Em tempos de produção por encomenda, em que cineastas são obrigados a acelerar o processo cinematográfico para viabilizar uma entrega no calendário estipulado pelo estúdio, um filme como Wicked não deixa de ser um respiro. Com 2h40 de duração, a principal qualidade da adaptação do espetáculo da Broadway é justamente não abrir mão da grandiosidade e do capricho.
A trama, que articula um subtexto político sobre o preconceito racial e o fascismo, trata com paciência e serenidade o drama de Elphaba (Cynthia Erivo), mulher de pele verde que está sempre lidando com julgamentos – sejam eles velados ou diretos. Essa parte 1 do projeto tem como principal objetivo fazer com que a personagem ganhe uma consciência política e, como resultado, subverte a noção de bem e mal estabelecida em O Mágico de Oz.
Dessa forma, o cineasta Jon M. Chu faz uma adaptação mais literal de um espetáculo da Broadway e tem como ponto de partida o excesso. Além dos cenários complexos, as longas sequências musicais e as atuações grandiosas, Wicked é um filme politicamente maduro e está sempre reforçando os seus temas. A conclusão do longa, por exemplo, expande a catarse da personagem principal de forma épica e traz uma cantoria que martela ainda mais a sua mensagem.
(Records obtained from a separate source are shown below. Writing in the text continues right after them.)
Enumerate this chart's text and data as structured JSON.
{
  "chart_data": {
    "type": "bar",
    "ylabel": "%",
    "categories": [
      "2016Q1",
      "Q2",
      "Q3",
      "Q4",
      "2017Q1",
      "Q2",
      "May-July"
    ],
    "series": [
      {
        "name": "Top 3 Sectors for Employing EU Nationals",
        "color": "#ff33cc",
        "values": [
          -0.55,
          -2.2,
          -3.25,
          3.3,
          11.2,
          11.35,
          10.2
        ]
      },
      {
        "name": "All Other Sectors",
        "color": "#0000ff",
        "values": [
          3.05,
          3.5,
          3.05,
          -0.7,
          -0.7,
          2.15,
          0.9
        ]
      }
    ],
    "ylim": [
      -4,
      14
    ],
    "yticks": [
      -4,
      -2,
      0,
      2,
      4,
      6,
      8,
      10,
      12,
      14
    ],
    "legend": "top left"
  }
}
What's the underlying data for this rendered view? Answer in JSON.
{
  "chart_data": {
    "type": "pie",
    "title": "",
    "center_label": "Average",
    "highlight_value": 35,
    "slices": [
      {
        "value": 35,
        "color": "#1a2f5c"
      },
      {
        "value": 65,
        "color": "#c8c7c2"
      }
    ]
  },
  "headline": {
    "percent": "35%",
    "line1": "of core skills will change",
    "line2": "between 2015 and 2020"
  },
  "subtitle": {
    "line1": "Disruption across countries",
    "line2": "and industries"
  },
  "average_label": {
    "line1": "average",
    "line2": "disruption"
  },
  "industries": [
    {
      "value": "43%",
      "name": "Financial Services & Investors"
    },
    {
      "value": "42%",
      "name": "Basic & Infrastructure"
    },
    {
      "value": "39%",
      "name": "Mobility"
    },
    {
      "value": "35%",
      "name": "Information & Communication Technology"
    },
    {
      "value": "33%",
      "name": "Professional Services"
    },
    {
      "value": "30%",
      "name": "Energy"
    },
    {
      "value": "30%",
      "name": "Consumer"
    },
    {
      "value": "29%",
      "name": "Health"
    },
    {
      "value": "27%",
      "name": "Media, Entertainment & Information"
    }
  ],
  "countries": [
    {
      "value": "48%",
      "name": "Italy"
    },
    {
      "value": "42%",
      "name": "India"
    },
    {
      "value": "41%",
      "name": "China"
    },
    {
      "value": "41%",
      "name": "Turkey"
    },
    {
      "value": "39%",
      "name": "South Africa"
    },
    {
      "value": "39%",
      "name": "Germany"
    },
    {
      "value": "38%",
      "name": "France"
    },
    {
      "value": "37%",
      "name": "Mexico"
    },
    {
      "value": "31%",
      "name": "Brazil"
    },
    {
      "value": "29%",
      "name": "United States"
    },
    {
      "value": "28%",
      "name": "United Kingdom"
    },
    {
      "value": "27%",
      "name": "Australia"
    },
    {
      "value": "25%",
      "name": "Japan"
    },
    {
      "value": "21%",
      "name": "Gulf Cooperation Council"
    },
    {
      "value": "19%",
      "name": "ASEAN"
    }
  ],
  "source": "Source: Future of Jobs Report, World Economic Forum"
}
Essa busca pela grandiloquência funciona em certo nível, já que o longa aposta em um melodrama mais direto para articular a busca de Elphaba pela sua liberdade. Ao mesmo tempo, a forma literal com que Chu desenvolve os seus temas deixa tudo mastigado para o espectador e enfraquece até mesmo a ótima atuação de Erivo, que é privada de qualquer nuance e sutileza, já que é sempre obrigada a explicar para o espectador o que está sentindo.
Cineasta de comédias, Jon M. Chu tem mais espaço para mostrar a sua autoria em Wicked quando o filme é um exercício de sátira. Na medida em que a trama subverte os conceitos de bem e mal da obra original, o cineasta expõe as contradições daquele universo a partir da comédia – algo que é explorado principalmente na primeira sequência musical do filme, que encontra o riso justamente no limite da farsa.
É dentro dessa dinâmica que o filme entrega uma plataforma para a boa atuação de Ariana Grande. Em Wicked, a atriz não tem medo de se expor ao ridículo e retrata bem a alienação de uma personagem que não reconhece os próprios privilégios. É uma pena, porém, que o filme abuse dessa ideia ao reproduzir a mesma piada sobre a personagem não ter noção da realidade até que o conceito chegue a um ponto de exaustão.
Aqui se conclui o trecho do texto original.